Standing Up for Kobe: Cooling Off Yahoo’s Over-Heated Miami Fan

DJ Byrnes
22 Min Read


When it counts.

When it counts? Is Charles unaware Kobe Bryant has hit game winners which clinched divisions, won playoff games and even Finals games? He does realize, whenever anybody polls NBA players, “Who would you want taking the last shot for your team?,” Kobe Bryant always receives more votes than everybody else combined?

In what world has Dwyane Wade out-performed Kobe Bryant in the playoffs? Could you imagine if Kobe had gotten the calls Wade got in the Dallas-Heat Championship against Boston? Good Lord, Kobe would have averaged 50 a game.

Let me know when Dwyane Wade is dropping 48-16’s in a pivotal Game 4 of a conference finals game against one of the best teams to never win a title. Let me know when Dwyane Wade takes over an overtime Finals game on the road with Shaquille O’Neal fouled out (on a bum ankle). Let me know when Dwyane Wade is dropping daggers into the heart of division rival with a crunch time lineup that featured Smush Parker, Sasha Vujacic and Kwame Brown.

Hell, let me know when Dwyane Wade is doing anything in the playoffs besides riding through a sub-par Eastern Conference (and it was pitiful in 2006) and getting gift-wrapped a Finals victory by going to the line anytime he was sneezed at.

And the Olympics? This guy wants to talks about the Olympics and when it counts?

I guess I shouldn’t be surprised a Miami Heat fan doesn’t know about the “history” of basketball. We are talking about a franchise that retired Michael Jordan’s 23 and Dan Marino’s 13.

He wants to talk about WHEN IT COUNTS? With Kobe Bryant and Dwyane Wade?

August 24, 2008. Spain vs. United States, Gold Medal game. Up until now, the Americans have coasted. They’ve lived up to their name: The Redeem Team.

However, Spain wasn’t giving up their chain without a fight. Late in the fourth quarter, Spain cut the lead to four, as the Americans devolved into what had killed them in international play: isolations.

Enter the alpha dog of the team: Kobe Bryant. It was Bryant who rose when it counted, hitting two key three-pointers (including a four point play over Spain’s MVP of the Game: Rudy Fernandez) to give the United States a cushion they would eventually see them through to the end.

That’s how you figure out things like this in basketball, Charles. When the going got tough—the Redeem Team turned to Kobe Bryant, and he was there when it counted. (But yeah, stat-heads, KOBE ISN’T CLUTCH ‘CAUSE STATS SAY SO). Dwyane Wade deferred to Kobe Bryant because he knew this was his moment, his time.

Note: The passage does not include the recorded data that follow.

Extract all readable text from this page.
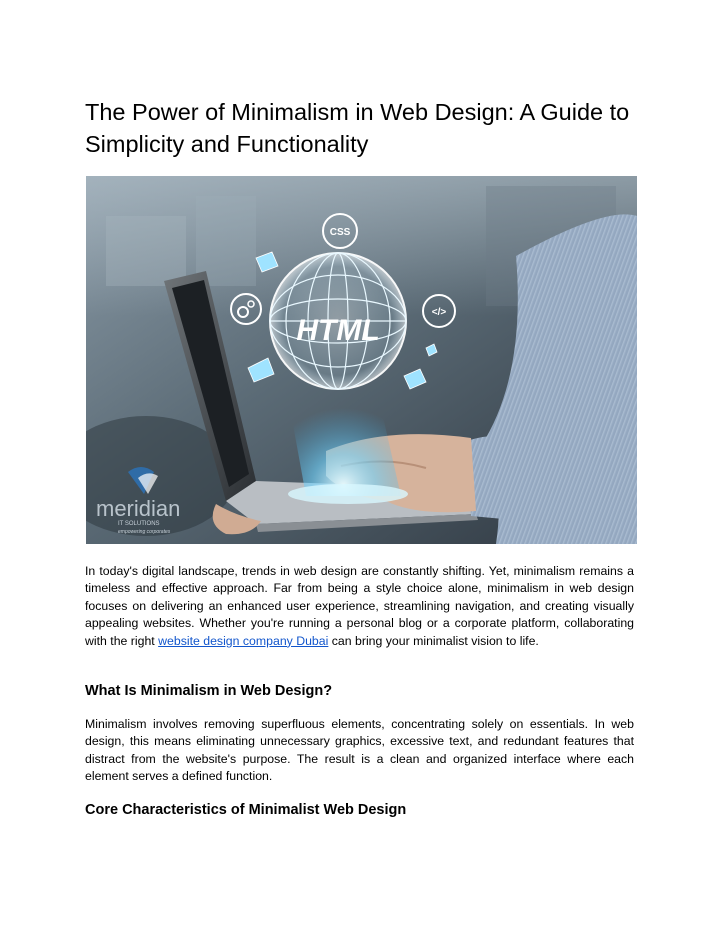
The Power of Minimalism in Web Design: A Guide to Simplicity and Functionality
HTML
CSS
</>
meridian
IT SOLUTIONS
empowering corporates

In today's digital landscape, trends in web design are constantly shifting. Yet, minimalism remains a timeless and effective approach. Far from being a style choice alone, minimalism in web design focuses on delivering an enhanced user experience, streamlining navigation, and creating visually appealing websites. Whether you're running a personal blog or a corporate platform, collaborating with the right website design company Dubai can bring your minimalist vision to life.

What Is Minimalism in Web Design?

Minimalism involves removing superfluous elements, concentrating solely on essentials. In web design, this means eliminating unnecessary graphics, excessive text, and redundant features that distract from the website's purpose. The result is a clean and organized interface where each element serves a defined function.

Core Characteristics of Minimalist Web Design
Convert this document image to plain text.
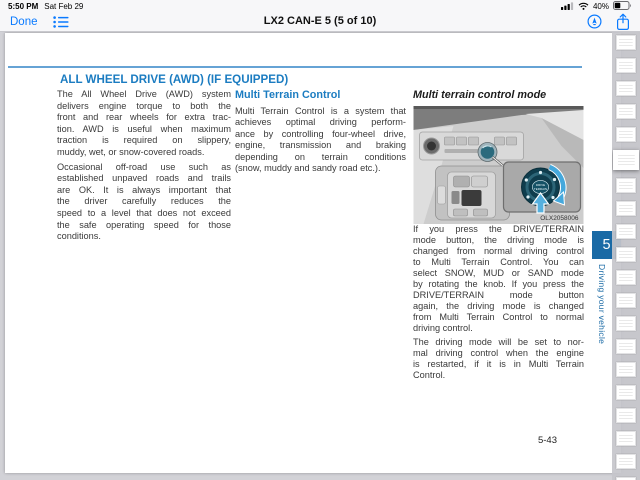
5:50 PM Sat Feb 29	40%
Done	LX2 CAN-E 5 (5 of 10)
ALL WHEEL DRIVE (AWD) (IF EQUIPPED)
The All Wheel Drive (AWD) system
delivers engine torque to both the
front and rear wheels for extra trac-
tion. AWD is useful when maximum
traction is required on slippery,
muddy, wet, or snow-covered roads.
Occasional off-road use such as
established unpaved roads and trails
are OK. It is always important that
the driver carefully reduces the
speed to a level that does not exceed
the safe operating speed for those
conditions.
Multi Terrain Control
Multi Terrain Control is a system that
achieves optimal driving perform-
ance by controlling four-wheel drive,
engine, transmission and braking
depending on terrain conditions
(snow, muddy and sandy road etc.).
Multi terrain control mode
DRIVE
TERRAIN
OLX2058006
If you press the DRIVE/TERRAIN
mode button, the driving mode is
changed from normal driving control
to Multi Terrain Control. You can
select SNOW, MUD or SAND mode
by rotating the knob. If you press the
DRIVE/TERRAIN mode button
again, the driving mode is changed
from Multi Terrain Control to normal
driving control.
The driving mode will be set to nor-
mal driving control when the engine
is restarted, if it is in Multi Terrain
Control.
5-43
5
Driving your vehicle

While in Beijing, Chris Bosh, LeBron James, and Dwyane Wade were fantasizing about running roughshod over the NBA in three years (I’d pay millions for those tapes), Kobe Bryant had just lost in the Finals in six games to the Boston Celtics.

He could have taken the summer off, and honestly, who’d have blamed him? But he wanted to play for his country, because it meant something to him. He knew he was the alpha dog, but Sensei Kobe let the young dogs get theirs—he resigned himself to locking down the other team’s best player every night (which might explain the stat discretion between Wade and Bryant, perhaps)?

And when the team needed him the most? There he was, just like everybody (including Wade) hoped he’d be.

Let the young bucks have stats—Kobe Bryant is chasing things that are far beyond stats.